In keeping with one of the show’s understated themes, Kalina also addresses the stylistic changes in individual artists’ careers: curator Britta Konau deliberately tried to select at least two works by each of the artists included in the show and where possible, examples of both early and late styles. He is at his best in this regard in his analyses of Emily Kngwarreye and Dorothy Napangardi. (With respect to the latter, he provides another hook to Art in America‘s audience by pointing out that one of her recent paintings in the exhibition was loaned by the American minimalist and conceptual artist Sol LeWitt.) 

In conclusion, Kalina offers this assessment: 

To eyes accustomed to postwar Western painting, Aboriginal art can seem overly familiar, and its distinctive characteristics therefore easily overlooked. It is true that it is an art of our time, but it is also profoundly art from another world. Aboriginal art speaks directly to the Western viewer in its formal beauty, and in its very contemporary tendency to layer meaning, to incorporate in a single work a multiplicity of references and modes of representation. An Aboriginal painting is a shifting, hybrid site, combining diagram, map, story and time line with pure esthetic appreciation. It is not clear and straightforward, not even in the sense of setting up orderly dialectical oppositions. Its ambiguity is structural, inherent in the work. … Aboriginal art has proved, by and large, to be an extremely positive force, providing money to remote and impoverished settlements, giving purpose and focus to many individuals, and allowing for the transmission of information vital to a stressed culture’s cohesion. All of this is valuable in itself, but there is also fact that the art is of extraordinary quality. Indigenous cultures all over the world produce art and artifacts; few have managed to create a modern art as rich and affecting (pp. 102-103).

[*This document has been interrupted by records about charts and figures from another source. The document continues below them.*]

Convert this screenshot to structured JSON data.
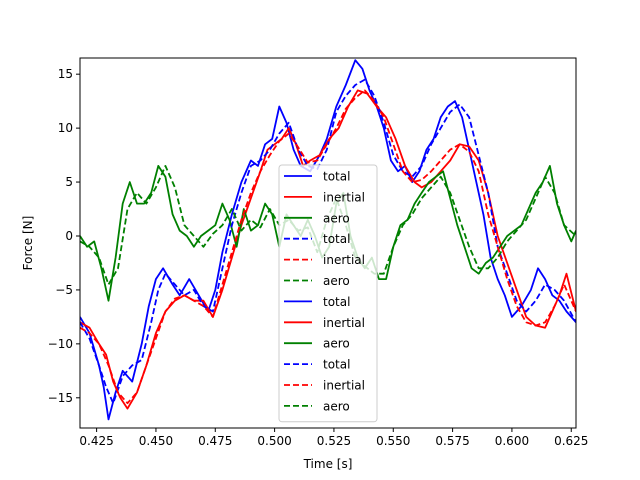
{
  "chart_data": {
    "type": "line",
    "title": "",
    "xlabel": "Time [s]",
    "ylabel": "Force [N]",
    "xlim": [
      0.418,
      0.627
    ],
    "ylim": [
      -17.8,
      16.5
    ],
    "xticks": [
      0.425,
      0.45,
      0.475,
      0.5,
      0.525,
      0.55,
      0.575,
      0.6,
      0.625
    ],
    "xtick_labels": [
      "0.425",
      "0.450",
      "0.475",
      "0.500",
      "0.525",
      "0.550",
      "0.575",
      "0.600",
      "0.625"
    ],
    "yticks": [
      -15,
      -10,
      -5,
      0,
      5,
      10,
      15
    ],
    "ytick_labels": [
      "−15",
      "−10",
      "−5",
      "0",
      "5",
      "10",
      "15"
    ],
    "grid": false,
    "legend_position": "center",
    "colors": {
      "total": "#0000ff",
      "inertial": "#ff0000",
      "aero": "#008000"
    },
    "series": [
      {
        "name": "total",
        "style": "solid",
        "color": "#0000ff",
        "x": [
          0.418,
          0.422,
          0.426,
          0.428,
          0.43,
          0.433,
          0.436,
          0.44,
          0.444,
          0.447,
          0.45,
          0.453,
          0.457,
          0.46,
          0.464,
          0.468,
          0.472,
          0.475,
          0.478,
          0.482,
          0.486,
          0.49,
          0.493,
          0.496,
          0.499,
          0.502,
          0.505,
          0.508,
          0.511,
          0.515,
          0.519,
          0.522,
          0.526,
          0.53,
          0.534,
          0.537,
          0.54,
          0.543,
          0.546,
          0.549,
          0.552,
          0.555,
          0.558,
          0.561,
          0.564,
          0.567,
          0.57,
          0.573,
          0.576,
          0.579,
          0.582,
          0.585,
          0.588,
          0.591,
          0.594,
          0.597,
          0.6,
          0.604,
          0.608,
          0.611,
          0.614,
          0.617,
          0.62,
          0.623,
          0.627
        ],
        "y": [
          -7.5,
          -9,
          -12,
          -14,
          -17,
          -14.5,
          -12.5,
          -13.5,
          -10,
          -6.5,
          -4,
          -3,
          -4.5,
          -5.5,
          -4,
          -5.5,
          -7,
          -5,
          -1.5,
          2,
          5,
          7,
          6.5,
          8.5,
          9,
          12,
          10.5,
          8,
          6.5,
          6,
          7.5,
          9,
          12,
          14,
          16.3,
          15.5,
          13.5,
          12,
          10,
          7,
          6,
          6.5,
          5,
          6,
          8,
          9,
          11,
          12,
          12.5,
          11,
          8,
          5,
          2,
          -2,
          -4,
          -5.5,
          -7.5,
          -6.5,
          -5,
          -3,
          -4,
          -5.5,
          -6,
          -7,
          -8
        ]
      },
      {
        "name": "inertial",
        "style": "solid",
        "color": "#ff0000",
        "x": [
          0.418,
          0.422,
          0.426,
          0.429,
          0.432,
          0.435,
          0.438,
          0.442,
          0.446,
          0.45,
          0.454,
          0.458,
          0.462,
          0.466,
          0.47,
          0.474,
          0.478,
          0.482,
          0.486,
          0.49,
          0.494,
          0.497,
          0.5,
          0.503,
          0.506,
          0.509,
          0.512,
          0.515,
          0.519,
          0.523,
          0.527,
          0.531,
          0.535,
          0.539,
          0.543,
          0.547,
          0.551,
          0.555,
          0.559,
          0.562,
          0.566,
          0.57,
          0.574,
          0.578,
          0.582,
          0.586,
          0.59,
          0.594,
          0.598,
          0.602,
          0.606,
          0.61,
          0.614,
          0.617,
          0.62,
          0.623,
          0.627
        ],
        "y": [
          -8,
          -8.5,
          -10,
          -11,
          -13.5,
          -15,
          -16,
          -14.5,
          -12,
          -9,
          -7,
          -6,
          -5.5,
          -6,
          -6,
          -7.5,
          -5,
          -2,
          1,
          3.5,
          6,
          8,
          8.5,
          9,
          10,
          8.5,
          6.5,
          7,
          7.5,
          9,
          10,
          12,
          13.5,
          13.2,
          12,
          11,
          9,
          6.5,
          5,
          4.5,
          5,
          6,
          7,
          8.5,
          8.3,
          7,
          4,
          0,
          -2.5,
          -5,
          -7.5,
          -8.3,
          -8.5,
          -7,
          -5.5,
          -3.5,
          -7
        ]
      },
      {
        "name": "aero",
        "style": "solid",
        "color": "#008000",
        "x": [
          0.418,
          0.421,
          0.424,
          0.427,
          0.43,
          0.433,
          0.436,
          0.439,
          0.442,
          0.445,
          0.448,
          0.451,
          0.454,
          0.457,
          0.46,
          0.463,
          0.466,
          0.469,
          0.472,
          0.475,
          0.478,
          0.481,
          0.484,
          0.487,
          0.49,
          0.493,
          0.496,
          0.499,
          0.502,
          0.505,
          0.508,
          0.511,
          0.514,
          0.517,
          0.52,
          0.523,
          0.526,
          0.529,
          0.532,
          0.535,
          0.538,
          0.541,
          0.544,
          0.547,
          0.55,
          0.553,
          0.556,
          0.559,
          0.562,
          0.565,
          0.568,
          0.571,
          0.574,
          0.577,
          0.58,
          0.583,
          0.586,
          0.589,
          0.592,
          0.595,
          0.598,
          0.601,
          0.604,
          0.607,
          0.61,
          0.613,
          0.616,
          0.619,
          0.622,
          0.625,
          0.627
        ],
        "y": [
          0,
          -1,
          -0.5,
          -3,
          -6,
          -2,
          3,
          5,
          3,
          3,
          4,
          6.5,
          5.5,
          2,
          0.5,
          0,
          -1,
          0,
          0.5,
          1,
          3,
          1.5,
          -1,
          2.5,
          0.5,
          1,
          3,
          2,
          -1,
          2,
          1,
          0,
          1.5,
          0,
          -2,
          -1,
          3,
          4,
          0,
          -2,
          -3,
          -2,
          -4,
          -4,
          -1,
          1,
          1.5,
          3,
          4,
          5,
          5.5,
          6,
          3.5,
          1,
          -1,
          -3,
          -3.5,
          -2.5,
          -2,
          -1,
          0,
          0.5,
          1,
          2.5,
          4,
          5,
          6.5,
          3,
          1,
          -0.5,
          0.5
        ]
      },
      {
        "name": "total",
        "style": "dashed",
        "color": "#0000ff",
        "x": [
          0.418,
          0.422,
          0.426,
          0.429,
          0.432,
          0.436,
          0.44,
          0.444,
          0.448,
          0.451,
          0.454,
          0.458,
          0.462,
          0.466,
          0.47,
          0.474,
          0.478,
          0.482,
          0.486,
          0.49,
          0.494,
          0.498,
          0.502,
          0.506,
          0.51,
          0.514,
          0.518,
          0.522,
          0.526,
          0.53,
          0.534,
          0.538,
          0.542,
          0.546,
          0.55,
          0.554,
          0.558,
          0.562,
          0.566,
          0.57,
          0.574,
          0.578,
          0.582,
          0.586,
          0.59,
          0.594,
          0.598,
          0.602,
          0.606,
          0.61,
          0.614,
          0.618,
          0.622,
          0.627
        ],
        "y": [
          -8,
          -9.5,
          -12,
          -14,
          -15.5,
          -13,
          -12,
          -11.5,
          -8,
          -5,
          -3.5,
          -4.5,
          -5.5,
          -5,
          -6.5,
          -7,
          -3,
          1,
          4,
          6.5,
          7,
          8,
          9.5,
          10.5,
          8,
          6.5,
          6.2,
          8,
          11.5,
          13,
          14,
          14.5,
          13,
          10.5,
          7.5,
          6,
          5.5,
          6.5,
          8.5,
          10,
          11.5,
          12.2,
          11,
          7.5,
          4,
          -1,
          -3.5,
          -6,
          -7,
          -6,
          -4.5,
          -5,
          -6,
          -8
        ]
      },
      {
        "name": "inertial",
        "style": "dashed",
        "color": "#ff0000",
        "x": [
          0.418,
          0.422,
          0.426,
          0.43,
          0.434,
          0.438,
          0.442,
          0.446,
          0.45,
          0.454,
          0.458,
          0.462,
          0.466,
          0.47,
          0.474,
          0.478,
          0.482,
          0.486,
          0.49,
          0.494,
          0.498,
          0.502,
          0.506,
          0.51,
          0.514,
          0.518,
          0.522,
          0.526,
          0.53,
          0.534,
          0.538,
          0.542,
          0.546,
          0.55,
          0.554,
          0.558,
          0.562,
          0.566,
          0.57,
          0.574,
          0.578,
          0.582,
          0.586,
          0.59,
          0.594,
          0.598,
          0.602,
          0.606,
          0.61,
          0.614,
          0.618,
          0.622,
          0.627
        ],
        "y": [
          -8.5,
          -9,
          -10,
          -12,
          -14.5,
          -15.5,
          -14.5,
          -12,
          -9.5,
          -7,
          -5.8,
          -5.5,
          -6,
          -6.5,
          -7.5,
          -4.5,
          -1.5,
          1.5,
          4,
          6,
          7.5,
          8.8,
          9.5,
          8.2,
          6.8,
          7,
          8.5,
          10,
          11.8,
          12.8,
          13.5,
          12.5,
          11,
          8.5,
          6,
          5,
          5.2,
          6,
          7,
          8,
          8.5,
          7.8,
          6,
          2,
          -1,
          -4,
          -6.5,
          -8,
          -8.3,
          -8,
          -6.5,
          -4.5,
          -7
        ]
      },
      {
        "name": "aero",
        "style": "dashed",
        "color": "#008000",
        "x": [
          0.418,
          0.422,
          0.426,
          0.43,
          0.434,
          0.438,
          0.442,
          0.446,
          0.45,
          0.454,
          0.458,
          0.462,
          0.466,
          0.47,
          0.474,
          0.478,
          0.482,
          0.486,
          0.49,
          0.494,
          0.498,
          0.502,
          0.506,
          0.51,
          0.514,
          0.518,
          0.522,
          0.526,
          0.53,
          0.534,
          0.538,
          0.542,
          0.546,
          0.55,
          0.554,
          0.558,
          0.562,
          0.566,
          0.57,
          0.574,
          0.578,
          0.582,
          0.586,
          0.59,
          0.594,
          0.598,
          0.602,
          0.606,
          0.61,
          0.614,
          0.618,
          0.622,
          0.627
        ],
        "y": [
          -0.5,
          -1,
          -2,
          -4.5,
          -3,
          2.5,
          4,
          3,
          4.5,
          6.5,
          4.5,
          1,
          0,
          -1,
          0.2,
          1,
          2.5,
          0.5,
          1.5,
          0.8,
          2.5,
          1,
          1.5,
          0.5,
          0.8,
          -1.5,
          1.5,
          3.5,
          1,
          -2,
          -2.8,
          -3.5,
          -3.5,
          -1,
          1,
          2,
          3.5,
          4.5,
          5.5,
          4,
          1.5,
          -1,
          -3,
          -3,
          -2,
          -0.5,
          0.5,
          1.5,
          3.5,
          5.5,
          4,
          1,
          0
        ]
      }
    ],
    "legend": [
      {
        "label": "total",
        "color": "#0000ff",
        "style": "solid"
      },
      {
        "label": "inertial",
        "color": "#ff0000",
        "style": "solid"
      },
      {
        "label": "aero",
        "color": "#008000",
        "style": "solid"
      },
      {
        "label": "total",
        "color": "#0000ff",
        "style": "dashed"
      },
      {
        "label": "inertial",
        "color": "#ff0000",
        "style": "dashed"
      },
      {
        "label": "aero",
        "color": "#008000",
        "style": "dashed"
      },
      {
        "label": "total",
        "color": "#0000ff",
        "style": "solid"
      },
      {
        "label": "inertial",
        "color": "#ff0000",
        "style": "solid"
      },
      {
        "label": "aero",
        "color": "#008000",
        "style": "solid"
      },
      {
        "label": "total",
        "color": "#0000ff",
        "style": "dashed"
      },
      {
        "label": "inertial",
        "color": "#ff0000",
        "style": "dashed"
      },
      {
        "label": "aero",
        "color": "#008000",
        "style": "dashed"
      }
    ]
  }
}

In a footnote to the article, Kalina offers a brief sketch of the history of Aboriginal art exhibitions in the United States. Although it is not complete, it does provide some welcome information about upcoming events. The new gallery devoted to Aboriginal art at the Seattle Art Museum is set to open on May 5 of this year. Farther along, a new exhibition entitled “Icons of the Desert: Early Paintings from Papunya” is being organized by the Herbert F. Johnson Museum of Art at Cornell University. After opening there in January 2009, the exhibition will travel to the Fowler Museum at the University of California-Los Angeles and to the Grey Art Gallery at New York University later that same year.

Single issues of Art in America are available by contacting the magazine’s General Inquiries office.

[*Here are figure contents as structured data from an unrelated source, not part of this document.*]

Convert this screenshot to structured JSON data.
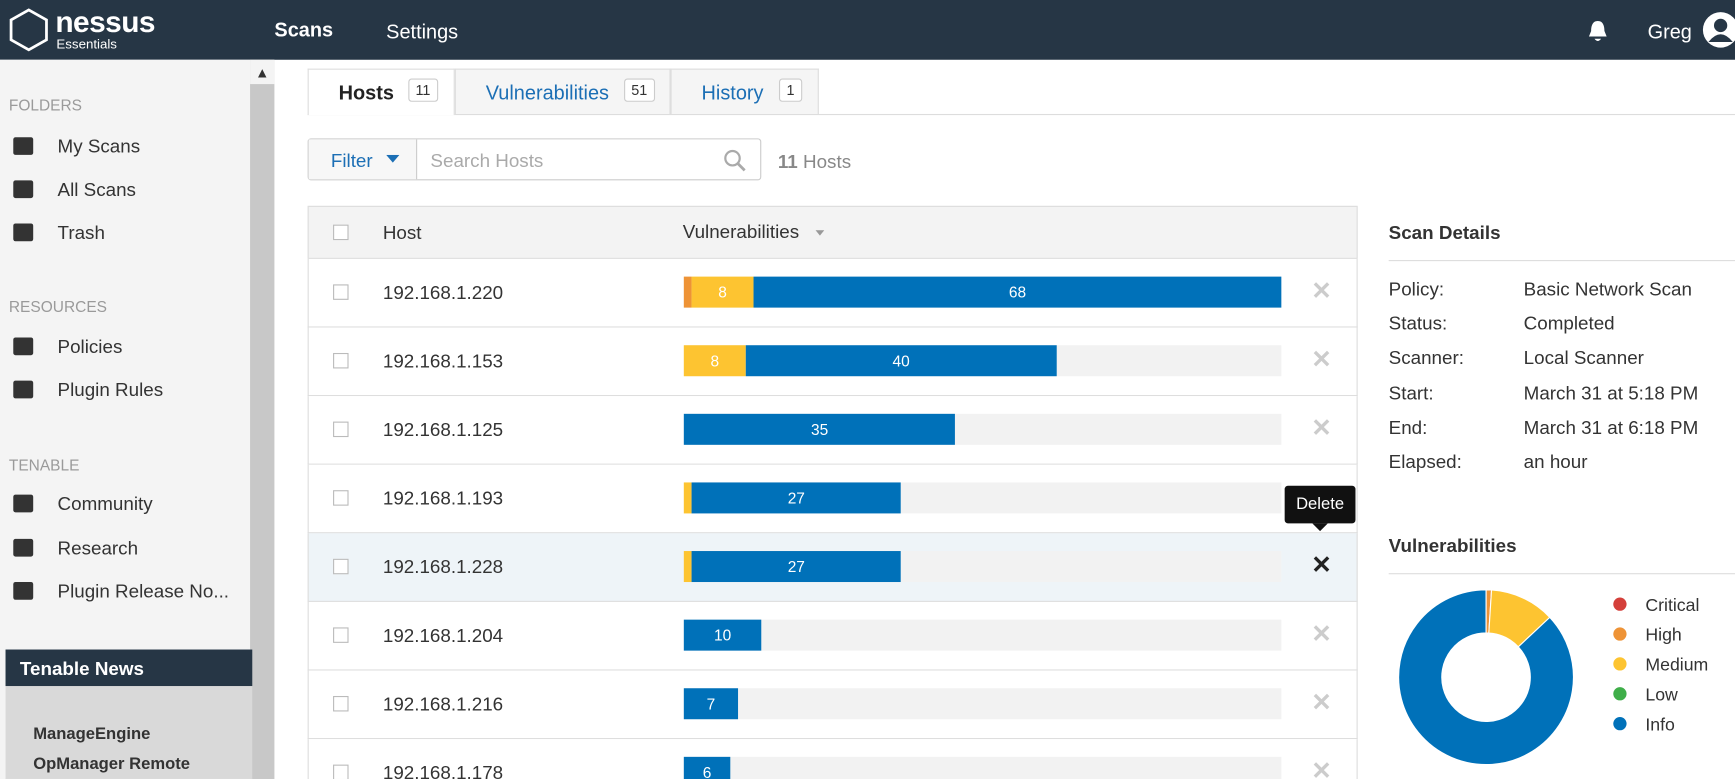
{
  "nav": {
    "brand": "nessus",
    "brand_sub": "Essentials",
    "items": [
      "Scans",
      "Settings"
    ],
    "user": "Greg"
  },
  "sidebar": {
    "sections": [
      {
        "title": "FOLDERS",
        "items": [
          "My Scans",
          "All Scans",
          "Trash"
        ]
      },
      {
        "title": "RESOURCES",
        "items": [
          "Policies",
          "Plugin Rules"
        ]
      },
      {
        "title": "TENABLE",
        "items": [
          "Community",
          "Research",
          "Plugin Release No..."
        ]
      }
    ],
    "news": {
      "title": "Tenable News",
      "headline": [
        "ManageEngine",
        "OpManager Remote"
      ]
    }
  },
  "tabs": [
    {
      "label": "Hosts",
      "count": 11
    },
    {
      "label": "Vulnerabilities",
      "count": 51
    },
    {
      "label": "History",
      "count": 1
    }
  ],
  "filter": {
    "button": "Filter",
    "placeholder": "Search Hosts",
    "count": 11,
    "count_label": "Hosts"
  },
  "table": {
    "columns": [
      "Host",
      "Vulnerabilities"
    ],
    "hovered_row": 4,
    "rows": [
      {
        "host": "192.168.1.220",
        "segments": [
          {
            "color": "#ee9336",
            "value": 1
          },
          {
            "color": "#fdc431",
            "value": 8
          },
          {
            "color": "#0071b9",
            "value": 68
          }
        ]
      },
      {
        "host": "192.168.1.153",
        "segments": [
          {
            "color": "#fdc431",
            "value": 8
          },
          {
            "color": "#0071b9",
            "value": 40
          }
        ]
      },
      {
        "host": "192.168.1.125",
        "segments": [
          {
            "color": "#0071b9",
            "value": 35
          }
        ]
      },
      {
        "host": "192.168.1.193",
        "segments": [
          {
            "color": "#fdc431",
            "value": 1
          },
          {
            "color": "#0071b9",
            "value": 27
          }
        ]
      },
      {
        "host": "192.168.1.228",
        "segments": [
          {
            "color": "#fdc431",
            "value": 1
          },
          {
            "color": "#0071b9",
            "value": 27
          }
        ]
      },
      {
        "host": "192.168.1.204",
        "segments": [
          {
            "color": "#0071b9",
            "value": 10
          }
        ]
      },
      {
        "host": "192.168.1.216",
        "segments": [
          {
            "color": "#0071b9",
            "value": 7
          }
        ]
      },
      {
        "host": "192.168.1.178",
        "segments": [
          {
            "color": "#0071b9",
            "value": 6
          }
        ]
      }
    ]
  },
  "tooltip": "Delete",
  "scan_details": {
    "title": "Scan Details",
    "fields": [
      [
        "Policy:",
        "Basic Network Scan"
      ],
      [
        "Status:",
        "Completed"
      ],
      [
        "Scanner:",
        "Local Scanner"
      ],
      [
        "Start:",
        "March 31 at 5:18 PM"
      ],
      [
        "End:",
        "March 31 at 6:18 PM"
      ],
      [
        "Elapsed:",
        "an hour"
      ]
    ]
  },
  "chart_data": {
    "type": "pie",
    "title": "Vulnerabilities",
    "categories": [
      "Critical",
      "High",
      "Medium",
      "Low",
      "Info"
    ],
    "values": [
      0,
      1,
      12,
      0,
      87
    ],
    "colors": [
      "#d43f3a",
      "#ee9336",
      "#fdc431",
      "#3fae49",
      "#0071b9"
    ]
  }
}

Below, two of the works from Dreaming Their Way reproduced in Art in America. All of the works from the show are reproduced in the superb catalog, available in the US fromAmazon and in Australia from, among other places, the Gallery Store of the Queensland Art Gallery.

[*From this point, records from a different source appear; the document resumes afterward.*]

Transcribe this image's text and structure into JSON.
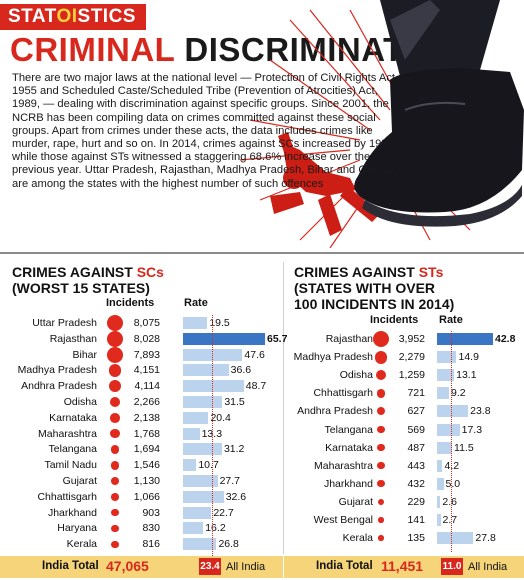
{
  "brand": {
    "part1": "STAT",
    "part2": "OI",
    "part3": "STICS"
  },
  "headline": {
    "red": "CRIMINAL",
    "black": "DISCRIMINATION"
  },
  "intro": "There are two major laws at the national level — Protection of Civil Rights Act, 1955 and Scheduled Caste/Scheduled Tribe (Prevention of Atrocities) Act, 1989, — dealing with discrimination against specific groups. Since 2001, the NCRB has been compiling data on crimes committed against these social groups. Apart from crimes under these acts, the data includes crimes like murder, rape, hurt and so on. In 2014, crimes against SCs increased by 19% while those against STs witnessed a staggering 68.6% increase over the previous year.  Uttar Pradesh, Rajasthan, Madhya Pradesh, Bihar and Odisha are among the states with the highest number of such offences",
  "colors": {
    "red": "#d8281e",
    "bar": "#bcd3ee",
    "bar_highlight": "#3a76c4",
    "band": "#f6d57a"
  },
  "chart_data": [
    {
      "type": "table",
      "title_line1_prefix": "CRIMES AGAINST ",
      "title_line1_highlight": "SCs",
      "title_line2": "(WORST 15 STATES)",
      "col_incidents": "Incidents",
      "col_rate": "Rate",
      "rows": [
        {
          "state": "Uttar Pradesh",
          "incidents": "8,075",
          "incidents_n": 8075,
          "rate": 19.5
        },
        {
          "state": "Rajasthan",
          "incidents": "8,028",
          "incidents_n": 8028,
          "rate": 65.7
        },
        {
          "state": "Bihar",
          "incidents": "7,893",
          "incidents_n": 7893,
          "rate": 47.6
        },
        {
          "state": "Madhya Pradesh",
          "incidents": "4,151",
          "incidents_n": 4151,
          "rate": 36.6
        },
        {
          "state": "Andhra Pradesh",
          "incidents": "4,114",
          "incidents_n": 4114,
          "rate": 48.7
        },
        {
          "state": "Odisha",
          "incidents": "2,266",
          "incidents_n": 2266,
          "rate": 31.5
        },
        {
          "state": "Karnataka",
          "incidents": "2,138",
          "incidents_n": 2138,
          "rate": 20.4
        },
        {
          "state": "Maharashtra",
          "incidents": "1,768",
          "incidents_n": 1768,
          "rate": 13.3
        },
        {
          "state": "Telangana",
          "incidents": "1,694",
          "incidents_n": 1694,
          "rate": 31.2
        },
        {
          "state": "Tamil Nadu",
          "incidents": "1,546",
          "incidents_n": 1546,
          "rate": 10.7
        },
        {
          "state": "Gujarat",
          "incidents": "1,130",
          "incidents_n": 1130,
          "rate": 27.7
        },
        {
          "state": "Chhattisgarh",
          "incidents": "1,066",
          "incidents_n": 1066,
          "rate": 32.6
        },
        {
          "state": "Jharkhand",
          "incidents": "903",
          "incidents_n": 903,
          "rate": 22.7
        },
        {
          "state": "Haryana",
          "incidents": "830",
          "incidents_n": 830,
          "rate": 16.2
        },
        {
          "state": "Kerala",
          "incidents": "816",
          "incidents_n": 816,
          "rate": 26.8
        }
      ],
      "total_label": "India Total",
      "total_value": "47,065",
      "all_india_rate": "23.4",
      "all_india_rate_n": 23.4,
      "all_india_label": "All India",
      "rate_max": 65.7
    },
    {
      "type": "table",
      "title_line1_prefix": "CRIMES AGAINST ",
      "title_line1_highlight": "STs",
      "title_line2": "(STATES WITH OVER",
      "title_line3": "100 INCIDENTS IN 2014)",
      "col_incidents": "Incidents",
      "col_rate": "Rate",
      "rows": [
        {
          "state": "Rajasthan",
          "incidents": "3,952",
          "incidents_n": 3952,
          "rate": 42.8
        },
        {
          "state": "Madhya Pradesh",
          "incidents": "2,279",
          "incidents_n": 2279,
          "rate": 14.9
        },
        {
          "state": "Odisha",
          "incidents": "1,259",
          "incidents_n": 1259,
          "rate": 13.1
        },
        {
          "state": "Chhattisgarh",
          "incidents": "721",
          "incidents_n": 721,
          "rate": 9.2
        },
        {
          "state": "Andhra Pradesh",
          "incidents": "627",
          "incidents_n": 627,
          "rate": 23.8
        },
        {
          "state": "Telangana",
          "incidents": "569",
          "incidents_n": 569,
          "rate": 17.3
        },
        {
          "state": "Karnataka",
          "incidents": "487",
          "incidents_n": 487,
          "rate": 11.5
        },
        {
          "state": "Maharashtra",
          "incidents": "443",
          "incidents_n": 443,
          "rate": 4.2
        },
        {
          "state": "Jharkhand",
          "incidents": "432",
          "incidents_n": 432,
          "rate": 5.0
        },
        {
          "state": "Gujarat",
          "incidents": "229",
          "incidents_n": 229,
          "rate": 2.6
        },
        {
          "state": "West Bengal",
          "incidents": "141",
          "incidents_n": 141,
          "rate": 2.7
        },
        {
          "state": "Kerala",
          "incidents": "135",
          "incidents_n": 135,
          "rate": 27.8
        }
      ],
      "total_label": "India Total",
      "total_value": "11,451",
      "all_india_rate": "11.0",
      "all_india_rate_n": 11.0,
      "all_india_label": "All India",
      "rate_max": 42.8
    }
  ]
}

Alice Namiptjinpa, Tali at Talaalpi, 2001 Gabriella Possum, Milky Way Seven Sisters Dreaming, 1998

***
On another note, today’s issue of the New York Times has an Op-Ed piece by Richard Moe, president of the US National Trust for Historic Preservation, entitled “A Past Worth Preserving,” which makes the case for the preservation of indigenous North American culture in terms that would be familiar to most Australian readers. He describes several sites: the Chaco Canyon’s extensive complex of pueblos in New Mexico, the rock art in Utah’s Nine Mile Canyon, the archaeological sites of Agua Fria in Arizona and Gold Butte near Las Vegas. Each of these sites is under threat. Exploration by oil and gas interests threatens some, increasing penetration by off-road vehicles others. Many such areas in the United States are under the purview of the Bureau of Land Management, which is charged with the contradictory missions of preserving the national heritage and promoting land use for profit. The lack of funding for preservation is a threat of a different order, and Moe urges that some of the wealth generated by and for commercial interests be set aside to protect the heritage these sites embody. 

Most distressing and dangerous of all, however, is the lack of legislative protection. Moe writes, “The most important of these sites — the ‘crown jewels’ of the sites under the Bureau of Land Management — have been included in the National Landscape Conservation System to highlight their scientific, educational, cultural and ecological values. Unfortunately, this system has no official statutory basis and can be eliminated at the whim of the interior secretary.” One can almost hear the fat cats, pushing back from feasting at the table of the national heritage and, from behind a napkin, letting pass a discreet “Burrup.”